I am the first black secretary to convention to be appointed in this diocese. Bishop Katharine even brought the first and only black rector, no longer with us, to Nevada. A few of us worked hard to break barriers and that is why we love and identify with her.” Even in the smallest parishes in the diocese, people feel the impact of the bishop they are about to lose.


Robert Miller

Robert Miller


“In all my life and work, I have seen very few like Bishop Katharine, “ said the Rev. Robert Miller, an evangelical preacher of another denomination who serves as organist at St. Paul’s, Virginia City. “[She] is completely unself-assuming, not egotistical, works for the greater good, honors each and every person, listens with great respect and pays attention to what people have to say, their problems and issues. It is an astounding gift of God that she has been given to our diocese.”
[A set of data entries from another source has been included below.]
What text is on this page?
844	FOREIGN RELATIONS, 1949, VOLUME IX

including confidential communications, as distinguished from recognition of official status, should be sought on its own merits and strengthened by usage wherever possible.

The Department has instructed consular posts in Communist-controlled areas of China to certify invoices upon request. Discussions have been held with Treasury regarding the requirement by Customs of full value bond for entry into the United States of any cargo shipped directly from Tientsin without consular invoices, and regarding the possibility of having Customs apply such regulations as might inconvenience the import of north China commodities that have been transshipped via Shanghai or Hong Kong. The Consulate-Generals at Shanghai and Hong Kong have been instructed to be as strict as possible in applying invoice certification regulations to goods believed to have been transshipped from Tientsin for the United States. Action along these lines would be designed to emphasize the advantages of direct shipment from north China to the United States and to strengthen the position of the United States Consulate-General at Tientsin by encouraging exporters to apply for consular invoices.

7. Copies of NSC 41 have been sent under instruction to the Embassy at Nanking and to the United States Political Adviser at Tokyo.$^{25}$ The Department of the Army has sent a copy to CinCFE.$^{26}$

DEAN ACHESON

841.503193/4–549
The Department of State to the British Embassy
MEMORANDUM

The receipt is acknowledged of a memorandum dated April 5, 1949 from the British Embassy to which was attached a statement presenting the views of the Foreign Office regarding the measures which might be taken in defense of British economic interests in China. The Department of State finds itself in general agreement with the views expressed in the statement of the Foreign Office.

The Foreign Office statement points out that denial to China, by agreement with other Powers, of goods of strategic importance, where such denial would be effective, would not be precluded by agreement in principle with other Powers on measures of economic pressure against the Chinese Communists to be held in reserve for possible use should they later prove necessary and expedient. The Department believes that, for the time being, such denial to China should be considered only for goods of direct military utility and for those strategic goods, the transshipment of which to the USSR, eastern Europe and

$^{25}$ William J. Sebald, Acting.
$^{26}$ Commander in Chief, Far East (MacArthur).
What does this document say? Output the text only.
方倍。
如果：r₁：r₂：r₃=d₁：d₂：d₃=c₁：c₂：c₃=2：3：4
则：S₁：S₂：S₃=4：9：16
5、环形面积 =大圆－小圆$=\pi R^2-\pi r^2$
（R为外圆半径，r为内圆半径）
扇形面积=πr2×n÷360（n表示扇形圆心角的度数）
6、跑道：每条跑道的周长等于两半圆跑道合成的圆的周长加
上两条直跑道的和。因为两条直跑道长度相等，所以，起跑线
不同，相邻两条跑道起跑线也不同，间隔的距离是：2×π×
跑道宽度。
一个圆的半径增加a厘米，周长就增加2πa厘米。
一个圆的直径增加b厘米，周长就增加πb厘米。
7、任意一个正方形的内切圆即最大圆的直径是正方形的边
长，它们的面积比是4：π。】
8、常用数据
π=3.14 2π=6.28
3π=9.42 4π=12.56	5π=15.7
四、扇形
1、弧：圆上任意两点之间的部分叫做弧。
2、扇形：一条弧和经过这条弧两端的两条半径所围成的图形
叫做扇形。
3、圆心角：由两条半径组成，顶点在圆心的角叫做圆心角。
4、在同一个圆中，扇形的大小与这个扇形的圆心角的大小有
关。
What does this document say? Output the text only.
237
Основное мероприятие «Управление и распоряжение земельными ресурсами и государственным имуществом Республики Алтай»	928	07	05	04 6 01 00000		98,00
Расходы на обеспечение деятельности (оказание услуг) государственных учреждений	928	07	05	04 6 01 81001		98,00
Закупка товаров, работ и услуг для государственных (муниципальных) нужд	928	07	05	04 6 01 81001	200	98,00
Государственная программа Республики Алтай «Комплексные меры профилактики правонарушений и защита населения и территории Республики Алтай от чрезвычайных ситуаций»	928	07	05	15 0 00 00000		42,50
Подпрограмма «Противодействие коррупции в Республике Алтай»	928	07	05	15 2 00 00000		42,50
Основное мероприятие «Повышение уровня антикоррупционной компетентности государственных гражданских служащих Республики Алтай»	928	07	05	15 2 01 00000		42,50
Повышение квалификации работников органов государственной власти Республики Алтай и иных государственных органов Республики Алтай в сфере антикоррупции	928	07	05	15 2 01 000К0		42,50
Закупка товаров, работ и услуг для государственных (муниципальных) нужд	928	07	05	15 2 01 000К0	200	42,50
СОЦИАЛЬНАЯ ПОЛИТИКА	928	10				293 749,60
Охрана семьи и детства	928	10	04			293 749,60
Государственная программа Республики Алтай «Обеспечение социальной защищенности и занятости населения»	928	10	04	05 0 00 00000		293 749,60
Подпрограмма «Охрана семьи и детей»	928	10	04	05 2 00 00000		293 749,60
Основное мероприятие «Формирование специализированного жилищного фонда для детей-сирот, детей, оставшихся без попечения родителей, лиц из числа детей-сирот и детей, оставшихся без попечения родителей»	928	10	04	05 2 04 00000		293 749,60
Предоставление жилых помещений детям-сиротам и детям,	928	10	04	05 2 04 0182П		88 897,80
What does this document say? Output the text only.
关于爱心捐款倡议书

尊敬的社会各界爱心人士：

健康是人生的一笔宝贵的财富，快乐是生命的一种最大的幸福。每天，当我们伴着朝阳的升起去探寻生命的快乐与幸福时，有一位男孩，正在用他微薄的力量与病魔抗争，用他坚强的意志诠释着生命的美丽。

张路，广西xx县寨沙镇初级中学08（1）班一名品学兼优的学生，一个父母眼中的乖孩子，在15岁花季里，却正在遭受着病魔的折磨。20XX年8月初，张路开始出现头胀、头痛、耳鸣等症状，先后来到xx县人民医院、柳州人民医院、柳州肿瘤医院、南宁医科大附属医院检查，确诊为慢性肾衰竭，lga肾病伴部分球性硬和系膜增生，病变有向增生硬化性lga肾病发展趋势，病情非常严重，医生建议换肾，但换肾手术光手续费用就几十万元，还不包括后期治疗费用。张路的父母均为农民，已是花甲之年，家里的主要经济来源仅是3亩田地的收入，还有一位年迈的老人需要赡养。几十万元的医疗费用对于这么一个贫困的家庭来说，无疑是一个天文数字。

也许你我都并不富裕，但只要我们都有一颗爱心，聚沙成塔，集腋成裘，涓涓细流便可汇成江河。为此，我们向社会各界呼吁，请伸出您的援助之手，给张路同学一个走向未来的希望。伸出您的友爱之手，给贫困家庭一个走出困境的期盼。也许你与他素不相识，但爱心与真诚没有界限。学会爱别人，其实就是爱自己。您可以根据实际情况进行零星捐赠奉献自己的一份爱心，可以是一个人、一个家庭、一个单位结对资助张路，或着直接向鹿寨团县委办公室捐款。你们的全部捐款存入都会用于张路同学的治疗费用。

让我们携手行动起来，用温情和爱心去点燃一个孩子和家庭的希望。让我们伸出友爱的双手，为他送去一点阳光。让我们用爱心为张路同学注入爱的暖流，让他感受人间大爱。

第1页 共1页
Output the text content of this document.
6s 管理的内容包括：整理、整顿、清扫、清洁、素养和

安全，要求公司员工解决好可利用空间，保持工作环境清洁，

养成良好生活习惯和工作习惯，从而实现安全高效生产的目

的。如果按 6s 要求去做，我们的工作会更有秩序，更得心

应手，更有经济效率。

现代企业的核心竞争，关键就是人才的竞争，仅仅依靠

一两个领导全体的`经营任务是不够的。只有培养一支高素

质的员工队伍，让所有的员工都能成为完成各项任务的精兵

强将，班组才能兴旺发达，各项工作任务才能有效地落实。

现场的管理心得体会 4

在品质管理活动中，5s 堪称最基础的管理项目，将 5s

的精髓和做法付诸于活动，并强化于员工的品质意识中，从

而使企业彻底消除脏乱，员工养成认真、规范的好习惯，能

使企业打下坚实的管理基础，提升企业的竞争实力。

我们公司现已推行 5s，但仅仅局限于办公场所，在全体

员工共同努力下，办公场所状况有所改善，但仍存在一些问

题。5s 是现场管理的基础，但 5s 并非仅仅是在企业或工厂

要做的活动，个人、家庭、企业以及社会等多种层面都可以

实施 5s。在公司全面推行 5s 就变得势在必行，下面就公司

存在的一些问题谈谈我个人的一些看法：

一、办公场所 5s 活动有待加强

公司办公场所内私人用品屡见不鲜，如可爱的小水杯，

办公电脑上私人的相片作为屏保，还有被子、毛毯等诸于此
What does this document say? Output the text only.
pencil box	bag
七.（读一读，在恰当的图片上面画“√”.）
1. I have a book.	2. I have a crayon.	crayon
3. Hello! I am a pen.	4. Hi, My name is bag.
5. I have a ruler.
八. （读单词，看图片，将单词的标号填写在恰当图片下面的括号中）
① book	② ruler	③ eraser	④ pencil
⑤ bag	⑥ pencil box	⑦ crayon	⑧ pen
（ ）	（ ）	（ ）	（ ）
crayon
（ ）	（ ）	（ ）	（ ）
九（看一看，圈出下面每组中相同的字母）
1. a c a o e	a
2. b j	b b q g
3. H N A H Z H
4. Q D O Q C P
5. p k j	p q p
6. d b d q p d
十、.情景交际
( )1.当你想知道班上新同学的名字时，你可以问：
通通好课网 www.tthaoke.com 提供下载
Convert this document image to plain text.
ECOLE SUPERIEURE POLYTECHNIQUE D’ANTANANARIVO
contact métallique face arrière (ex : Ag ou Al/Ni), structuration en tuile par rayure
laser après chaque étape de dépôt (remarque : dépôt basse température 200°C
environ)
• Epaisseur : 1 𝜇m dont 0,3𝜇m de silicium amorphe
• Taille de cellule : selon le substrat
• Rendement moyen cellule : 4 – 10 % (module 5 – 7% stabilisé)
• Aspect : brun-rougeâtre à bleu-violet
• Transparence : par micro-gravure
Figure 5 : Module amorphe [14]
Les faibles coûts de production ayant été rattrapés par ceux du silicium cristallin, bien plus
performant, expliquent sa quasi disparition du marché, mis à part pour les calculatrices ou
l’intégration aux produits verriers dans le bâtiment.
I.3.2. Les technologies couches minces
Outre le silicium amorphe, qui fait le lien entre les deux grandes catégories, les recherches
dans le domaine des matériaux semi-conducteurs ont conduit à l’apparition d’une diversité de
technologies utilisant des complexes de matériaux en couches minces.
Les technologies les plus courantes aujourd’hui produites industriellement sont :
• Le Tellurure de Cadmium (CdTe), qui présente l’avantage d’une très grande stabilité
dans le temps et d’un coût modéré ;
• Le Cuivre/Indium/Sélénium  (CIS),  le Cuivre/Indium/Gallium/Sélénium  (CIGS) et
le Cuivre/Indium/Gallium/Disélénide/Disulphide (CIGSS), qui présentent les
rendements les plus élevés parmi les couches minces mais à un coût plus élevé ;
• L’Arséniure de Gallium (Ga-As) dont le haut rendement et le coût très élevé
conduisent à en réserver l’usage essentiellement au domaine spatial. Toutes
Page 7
For the Rev. Jeff Paul of St. Peter’s in Carson City, it’s her “galvanizing reconciling presence” that makes her so valuable to the diocese. “It’s not even anything she does, it’s just who she is.” Evidence of that reconciling presence was on display during a Standing Committee discussion of responses to a new diocesan initiative. Several committee members reported vociferous, negative reactions to their presentation.

“It’s an opportunity to build a relationship,” responded Jefferts Schori. “There is a grain of truth [in the response]. We need to hear and to learn what that is.” Perhaps they “feel like outsiders,” she said. “We need to be aware of that.”  She encouraged committee members to call the individuals, saying they wanted to know more about how they felt. “Offer to get together for coffee…build a relationship” she suggested. For Nevada, the investiture on Nov. 4th will be bittersweet. Many plan to make the trip. Many more will wish Jefferts Schori well from afar.

“I cried when I heard she was elected,” the Rev. William R. Millsap of Reno said at the reception following his ordination. “Yet, at the same time, if God had asked me ‘What does the world need?? Who could be sent?’ I could not think of anyone better than Katharine.”


Lucy Bouldin

Lucy Bouldin


A guest at Millsap’s reception, Lucy Bouldin of Trinity Church, Reno, pretended belligerence when asked about Jefferts Schori. She scolded: “I love her. I’m going to miss her. She had no business leaving us!” Hand on hip and with jaw thrust forward, Bouldin glared but couldn’t hold the pose. The smile spread right across her face.

In her sermon at that ordination, Jefferts Schori provided a clue about how she will lead our church over the next nine years. She might have been describing her own aspirations when she said “We call ordained priests to be icons of reconciliation. To be for us people to model, people who urge us to bring wholeness to the world… Their job is to encourage, to urge and pester and educate and prompt the rest of us to get out there to do the hard work in the world, the concrete work of reconciliation.”